We can’t rule that possibility out although we did exclude persons with a known history of cardiovascular disease.
Other studies
An optimist might think it is all simply due to chance but that’s unlikely. Since the AusDiab paper came out in 2010, two other studies on the same topic have reached similar conclusions.
A study in England found a 4% risk of mortality for every hour of television (but the participants in that study were a bit older and relative risks tend to go down with age because people increasingly die of unrelated causes).
And Scottish data showed a 7% increase in mortality.
A recent meta-analysis of thee three studies in the Journal of the American Medical Association reports a weighted average effect of 6%, with a range of 3% to 9%.
That means each hour of television shortens the viewer’s life by at least eight minutes and as much as 25 minutes.
In all, it seems likely that television viewing does increase the risk of chronic disease and death. Future research can lead to better estimates of the extent of that risk.
What this means for you?
Watching television is a form of sedentary behaviour – the absence of physical activity, as it were.
Until recently, physical activity was measured only with questionnaires. Such surveys are reasonable at picking up deliberate physical exercise, but bad at measuring light physical activity.
This led to recommendations for exercise, and talk of a level of physical activity so low that it confers no health benefit.
These days, pedometers and accelerometers can measure almost every step, and it seems increasingly likely that every step counts.

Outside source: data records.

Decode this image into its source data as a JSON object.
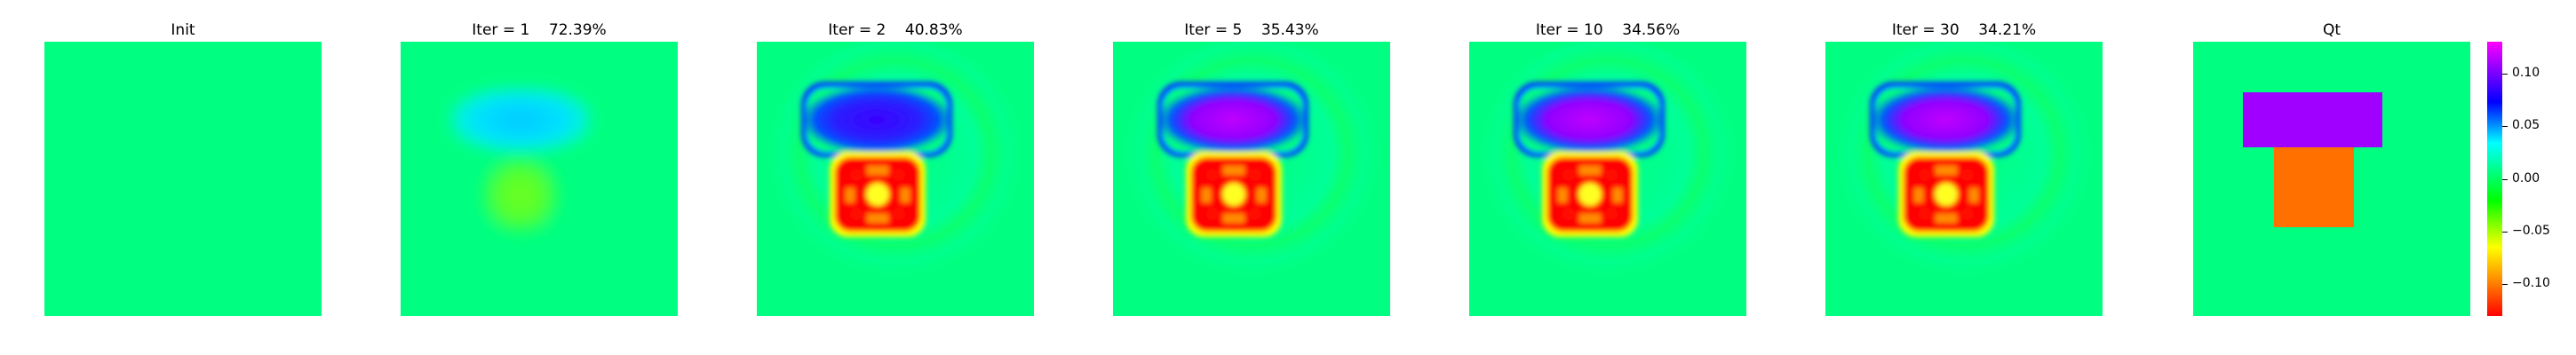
{
  "chart_data": {
    "type": "heatmap",
    "panels": [
      {
        "title": "Init",
        "iteration": null,
        "error": null,
        "reconstruction": 0.0
      },
      {
        "title": "Iter = 1    72.39%",
        "iteration": 1,
        "error": "72.39%",
        "reconstruction": 0.25
      },
      {
        "title": "Iter = 2    40.83%",
        "iteration": 2,
        "error": "40.83%",
        "reconstruction": 0.85
      },
      {
        "title": "Iter = 5    35.43%",
        "iteration": 5,
        "error": "35.43%",
        "reconstruction": 0.95
      },
      {
        "title": "Iter = 10    34.56%",
        "iteration": 10,
        "error": "34.56%",
        "reconstruction": 0.98
      },
      {
        "title": "Iter = 30    34.21%",
        "iteration": 30,
        "error": "34.21%",
        "reconstruction": 1.0
      },
      {
        "title": "Qt",
        "iteration": null,
        "error": null,
        "reconstruction": "true"
      }
    ],
    "colormap": "hsv",
    "colorbar": {
      "ticks": [
        "0.10",
        "0.05",
        "0.00",
        "−0.05",
        "−0.10"
      ],
      "tick_values": [
        0.1,
        0.05,
        0.0,
        -0.05,
        -0.1
      ],
      "range": [
        -0.13,
        0.13
      ]
    },
    "true_model": {
      "upper_block_value": 0.09,
      "lower_block_value": -0.07,
      "background_value": 0.0
    },
    "axes": "off",
    "grid": false
  },
  "colors": {
    "background": "#00ff80",
    "upper_block": "#a000ff",
    "lower_block": "#ff7000"
  }
}
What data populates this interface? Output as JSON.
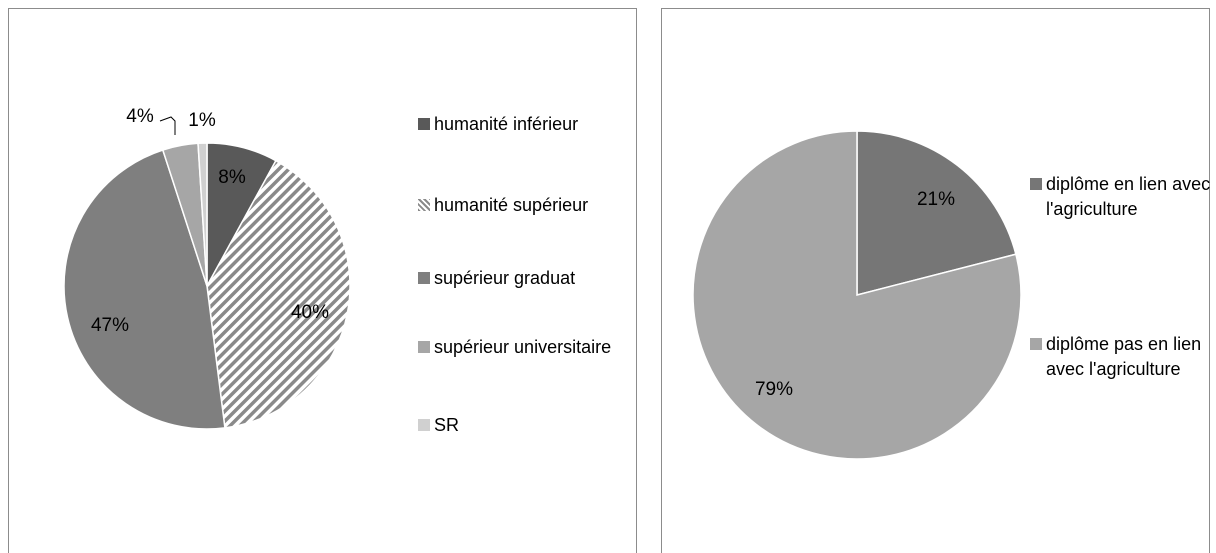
{
  "chart_data": [
    {
      "type": "pie",
      "categories": [
        "humanité inférieur",
        "humanité supérieur",
        "supérieur graduat",
        "supérieur universitaire",
        "SR"
      ],
      "values": [
        8,
        40,
        47,
        4,
        1
      ],
      "value_labels": [
        "8%",
        "40%",
        "47%",
        "4%",
        "1%"
      ],
      "colors": [
        "#595959",
        "#7f7f7f",
        "#7f7f7f",
        "#a6a6a6",
        "#d0d0d0"
      ],
      "hatch": [
        false,
        true,
        false,
        false,
        false
      ],
      "legend": "right"
    },
    {
      "type": "pie",
      "categories": [
        "diplôme en lien avec l'agriculture",
        "diplôme pas en lien avec l'agriculture"
      ],
      "values": [
        21,
        79
      ],
      "value_labels": [
        "21%",
        "79%"
      ],
      "colors": [
        "#767676",
        "#a6a6a6"
      ],
      "hatch": [
        false,
        false
      ],
      "legend": "right"
    }
  ]
}
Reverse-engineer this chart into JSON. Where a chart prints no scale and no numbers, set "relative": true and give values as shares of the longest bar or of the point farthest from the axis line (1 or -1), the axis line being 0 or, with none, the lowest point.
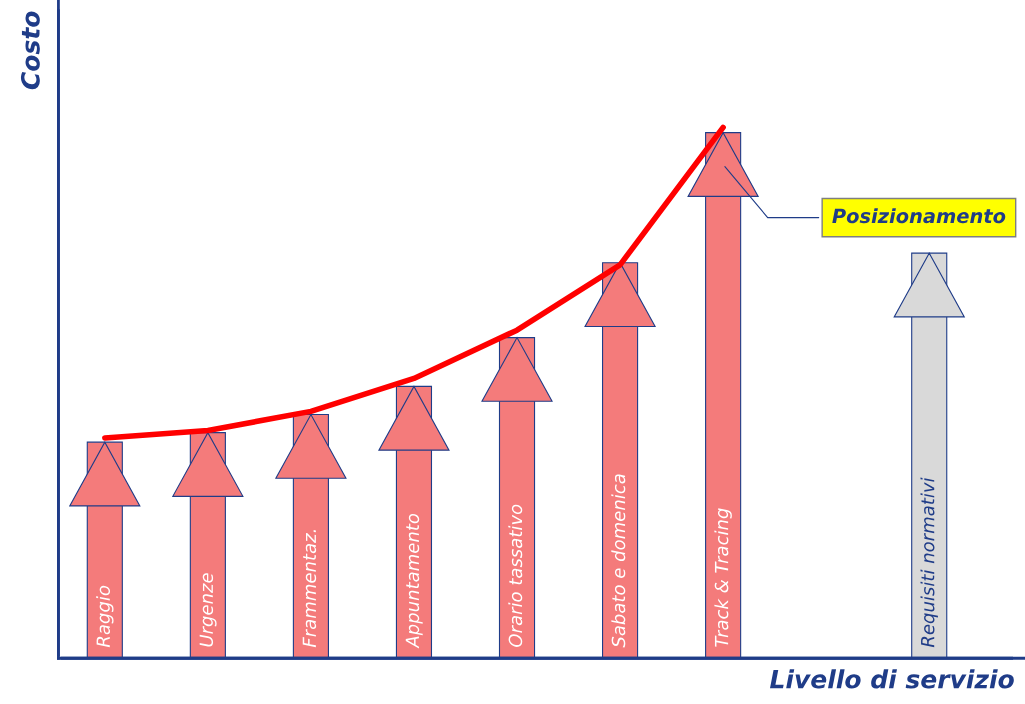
{
  "chart_data": {
    "type": "bar",
    "relative": true,
    "xlabel": "Livello di servizio",
    "ylabel": "Costo",
    "categories": [
      "Raggio",
      "Urgenze",
      "Frammentaz.",
      "Appuntamento",
      "Orario tassativo",
      "Sabato e domenica",
      "Track & Tracing",
      null,
      "Requisiti normativi"
    ],
    "series": [
      {
        "values": [
          0.407,
          0.425,
          0.459,
          0.512,
          0.604,
          0.745,
          0.99,
          null,
          0.763
        ],
        "colors": [
          "#f47b7b",
          "#f47b7b",
          "#f47b7b",
          "#f47b7b",
          "#f47b7b",
          "#f47b7b",
          "#f47b7b",
          "#d9d9d9",
          "#d9d9d9"
        ]
      },
      {
        "type": "line",
        "color": "#ff0000",
        "values": [
          0.415,
          0.429,
          0.465,
          0.527,
          0.618,
          0.741,
          1.0,
          null,
          null
        ]
      }
    ],
    "annotations": [
      "Posizionamento"
    ]
  }
}
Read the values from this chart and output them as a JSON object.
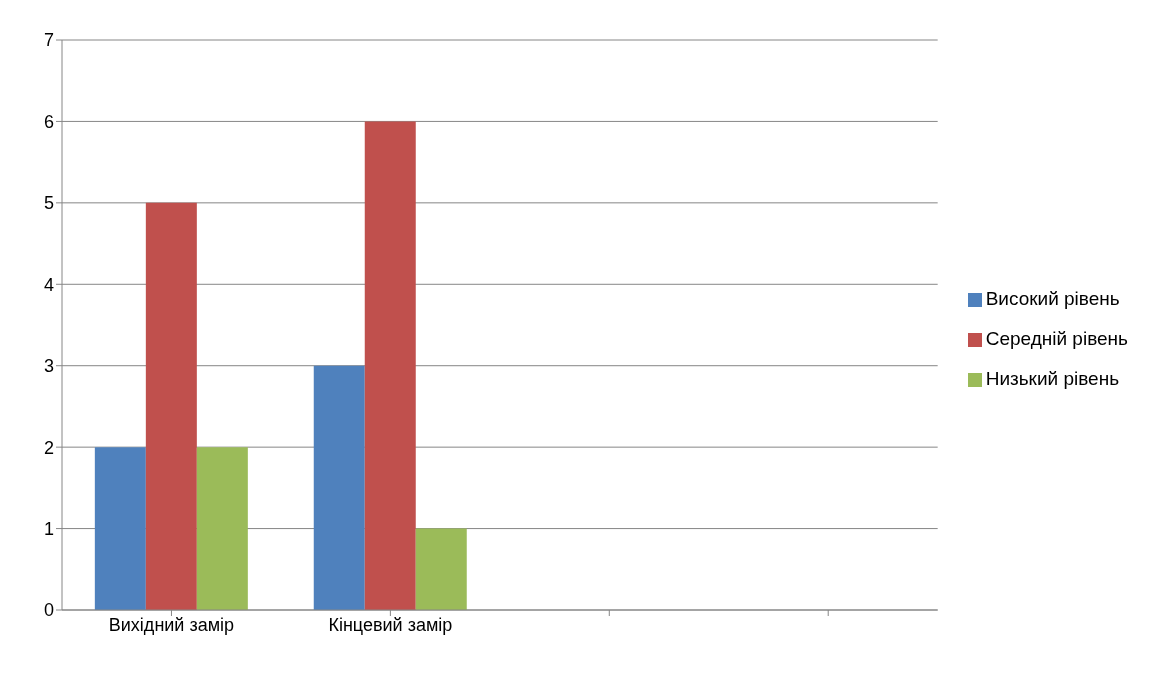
{
  "chart_data": {
    "type": "bar",
    "categories": [
      "Вихідний замір",
      "Кінцевий замір",
      null,
      null
    ],
    "series": [
      {
        "name": "Високий рівень",
        "color": "#4f81bd",
        "values": [
          2,
          3,
          null,
          null
        ]
      },
      {
        "name": "Середній рівень",
        "color": "#c0504d",
        "values": [
          5,
          6,
          null,
          null
        ]
      },
      {
        "name": "Низький рівень",
        "color": "#9bbb59",
        "values": [
          2,
          1,
          null,
          null
        ]
      }
    ],
    "ylim": [
      0,
      7
    ],
    "yticks": [
      0,
      1,
      2,
      3,
      4,
      5,
      6,
      7
    ],
    "grid": "y",
    "legend": "right"
  }
}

Health recommendations for children include limiting viewing time. Our study suggests that adults would do well to follow the same advice.
Join the conversation
Comments (4)
Jane Rawson
(Editor, The Conversation)
So in other words, the hours I spend on the couch reading books, knitting and writing stories are also setting me up for an early death. Cursed couch!
Karl Partridge
(logged in via email @btopenworld.com)
Sedentary activities now dominate everyday activities and just as worrying is the amount of time spent in front of a pc. TV watching is optional; for most of us pc work is not! The average office worker now probably spends 12 hours per working day watching a screen. Electronic devices are now unavoidable in the modern world of work, so most of us are trapped in a certain lifestyle. A few years ago I read about research that suggested bowel disease was much more prevalent in people with sedentary occupations. We need to come up with solutions that enables exercise and pc work to be undertaken simultaneously.
Daryl Holland
(logged in via Twitter)
I find the focus on television viewing in these studies to be at best convenient, and at worst, sensationalist. The television itself, as alluded to in this article, is not to blame.
Where are the studies comparing amount of time spent reading books versus life expectancy?
In the paper that this article relates to, the authors make a direct comparison between the decrease in life expectancy from television viewing and the decrease in life expectancy from smoking (one cigarette = 30 minutes of TV watching), which I find disturbing, given the obvious limitations of the present study.
Lennert Veerman
(Senior Research Fellow, School of Population Health at University of Queensland)
Sensational, perhaps. Convenient, certainly. TV viewing in this study acts as a marker for sedentary time. The focus on TV is because people can give a reasonable estimate of how much time they spend watching. If you ask them 'How much time did you spend sitting in the past week' you get much less accurate answers. Which means that you do not find a 'statistically significant' effect with health loss (due to regression dilution bias).
You are right that the degree of certainty is limited. But we do indicate that in our paper. And we wouldn't say "one cigarette = 30 minutes of TV watching". We'd say 30 minutes of TV watching ~ one cigarette, if the Dunstan study results are confirmed. You can of course argue about what is admissible in the discussion section of a paper, but this flows fairly directly from the study results and puts those results in context.